In a move likely to be greeted as much with criticism as relief, the Pennsylvania Supreme Court recently adopted a very limited set of amendments to the Pennsylvania Rules of Civil Procedure that are expressly designed to make the eDiscovery process less complicated than in the federal system.
The amendments, which take effect on August 1, 2012, affect rules relating to document production—Pennsylvania Rules 4009.1, 4009.11, 4009.12, 4009.21, and 4009.23—as well as Rule 4011, which provides limitation of the scope of discovery. Although the language of the amendments mirrors the Federal Rules of Civil Procedure, by requiring production of documents in a “reasonably usable format,” the explanatory comment issued by the Supreme Court’s Civil Procedural Rules Committee notably declined to adopt federal jurisprudence on electronically stored information, or ESI.
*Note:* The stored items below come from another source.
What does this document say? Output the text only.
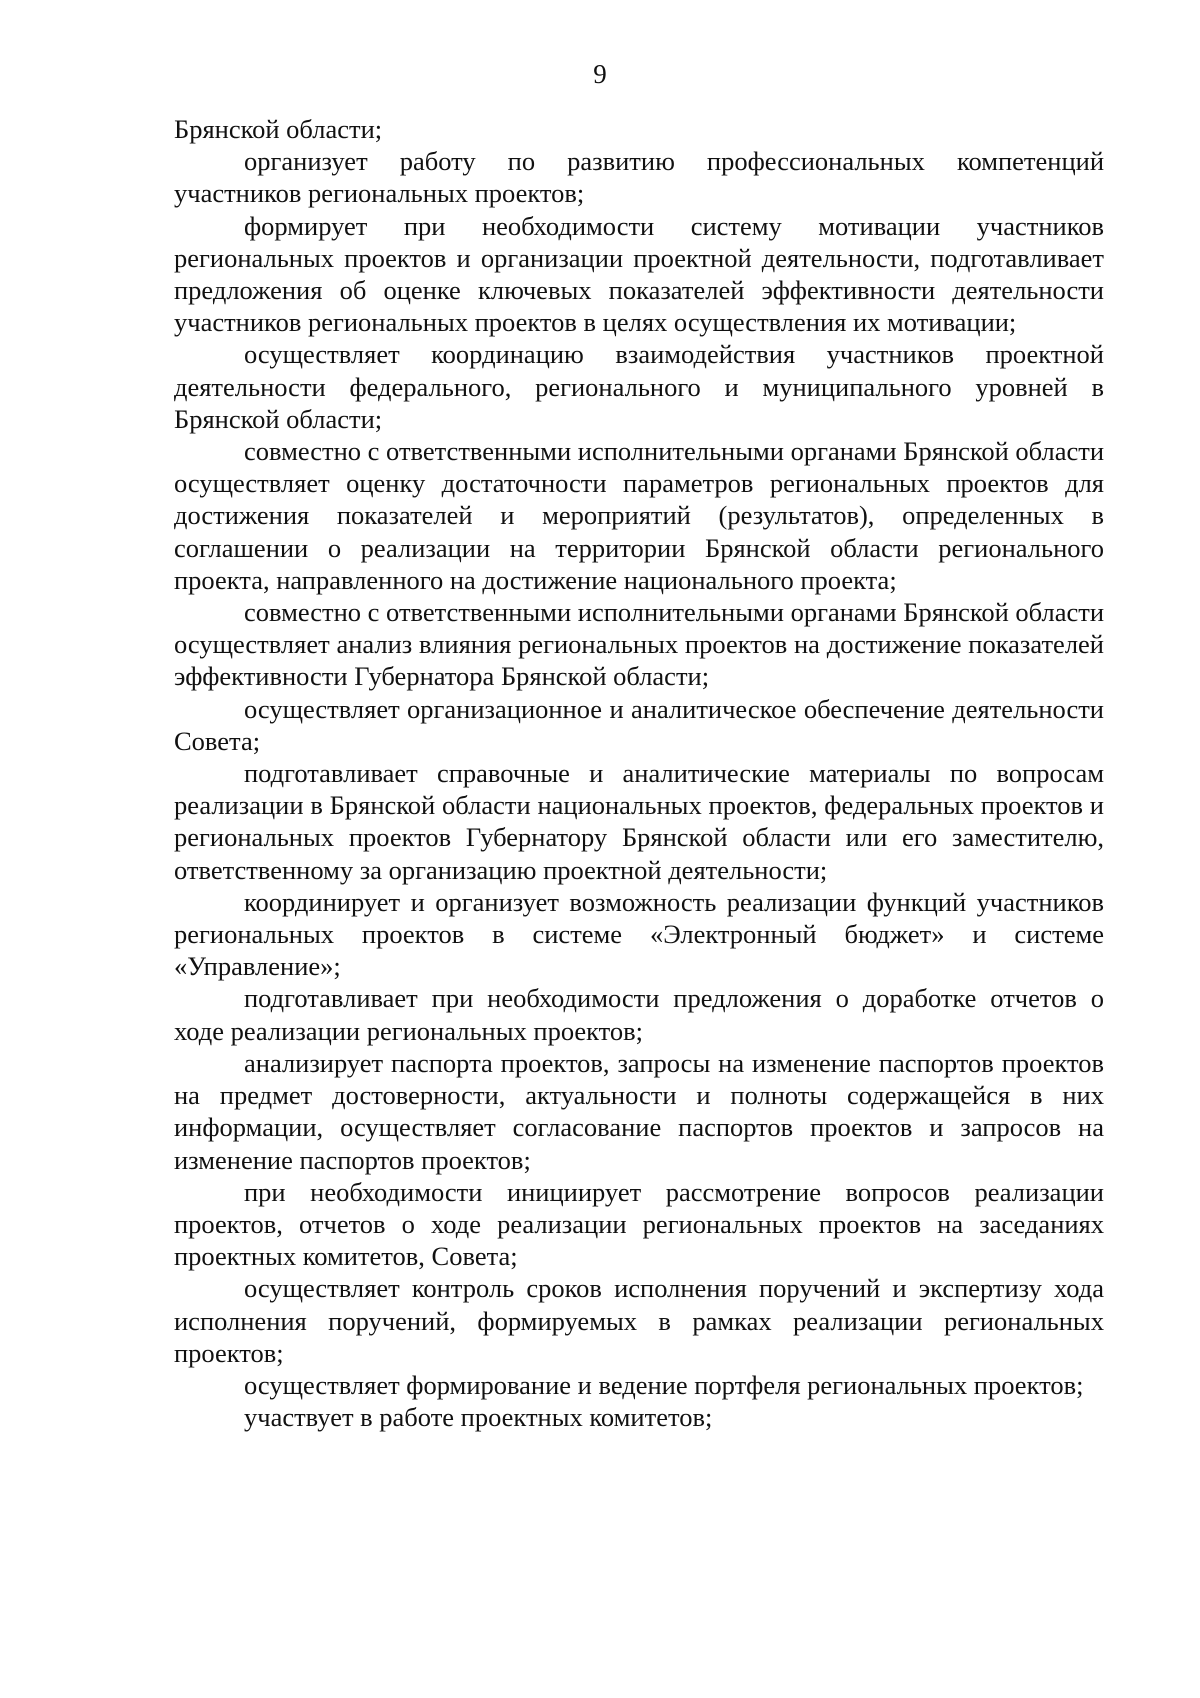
9

Брянской области;

организует работу по развитию профессиональных компетенций участников региональных проектов;

формирует при необходимости систему мотивации участников региональных проектов и организации проектной деятельности, подготавливает предложения об оценке ключевых показателей эффективности деятельности участников региональных проектов в целях осуществления их мотивации;

осуществляет координацию взаимодействия участников проектной деятельности федерального, регионального и муниципального уровней в Брянской области;

совместно с ответственными исполнительными органами Брянской области осуществляет оценку достаточности параметров региональных проектов для достижения показателей и мероприятий (результатов), определенных в соглашении о реализации на территории Брянской области регионального проекта, направленного на достижение национального проекта;

совместно с ответственными исполнительными органами Брянской области осуществляет анализ влияния региональных проектов на достижение показателей эффективности Губернатора Брянской области;

осуществляет организационное и аналитическое обеспечение деятельности Совета;

подготавливает справочные и аналитические материалы по вопросам реализации в Брянской области национальных проектов, федеральных проектов и региональных проектов Губернатору Брянской области или его заместителю, ответственному за организацию проектной деятельности;

координирует и организует возможность реализации функций участников региональных проектов в системе «Электронный бюджет» и системе «Управление»;

подготавливает при необходимости предложения о доработке отчетов о ходе реализации региональных проектов;

анализирует паспорта проектов, запросы на изменение паспортов проектов на предмет достоверности, актуальности и полноты содержащейся в них информации, осуществляет согласование паспортов проектов и запросов на изменение паспортов проектов;

при необходимости инициирует рассмотрение вопросов реализации проектов, отчетов о ходе реализации региональных проектов на заседаниях проектных комитетов, Совета;

осуществляет контроль сроков исполнения поручений и экспертизу хода исполнения поручений, формируемых в рамках реализации региональных проектов;

осуществляет формирование и ведение портфеля региональных проектов;

участвует в работе проектных комитетов;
In declining to adopt the federal standard, the Rules Committee noted that treatment of eDiscovery issues, as with all other discovery, “is to be determined by traditional principles of proportionality under Pennsylvania law.” As described in the explanatory comment, the “proportionality standard” governing discovery disputes requires a court to consider five factors in determining the scope of discovery:
- The nature and scope of the litigation, including the importance and complexity of the issues and the amounts at stake
- The relevance of the ESI and its importance to the court’s adjudication
- The cost, burden, and delay that may be imposed on the parties to deal with ESI
- The ease of producing ESI and whether substantially similar information is available with less burden
- Any other relevant factors
Equally important is that the amendments encourage the use of data sampling, electronic searching, cost sharing, and non-waiver agreements (which more easily allow parties to preserve the applicable privileges when a document is inadvertently disclosed) in order to “fairly allocate discovery burdens and costs.” The Supreme Court specifically advised parties to incorporate non-waiver agreements into court orders in order to ensure that third parties involved in discovery may receive as much protection as the parties in the case of inadvertent disclosure of privileged materials.
Less is more in the eyes of the Pennsylvania Supreme Court, at least with regard to eDiscovery. The Pennsylvania rules, unlike the federal rules, do not include an express provision for discovery of data “not reasonably accessible” or a safe harbor to protect parties against sanctions in the event of an inadvertent loss of data. Rather than promulgating a comprehensive set of new rules, the eDiscovery amendments reflect a view that cooperation, collaboration, and the use of technology are the best mechanisms for reducing the burden of eDiscovery on the parties and the court.
The court’s express distancing from federal eDiscovery jurisprudence and its emphasis on cooperation, proportionality, and agreement appears to reflect a belief among Pennsylvania lawyers and judges that federal eDiscovery law has become needlessly complicated and contentious.
Still, it remains to be seen whether expressly distancing federal jurisprudence will have a significant effect on the development of eDiscovery law in Pennsylvania. Parties will likely continue to cite federal cases in the Pennsylvania courts, particularly insofar as the new eDiscovery amendments closely mirror federal analogs. Many practitioners are also likely to question whether enacting fewer rules to govern the conduct of eDiscovery will make the discovery process in Pennsylvania courts less contentious than in federal or other state courts, or instead merely perpetuate the status quo.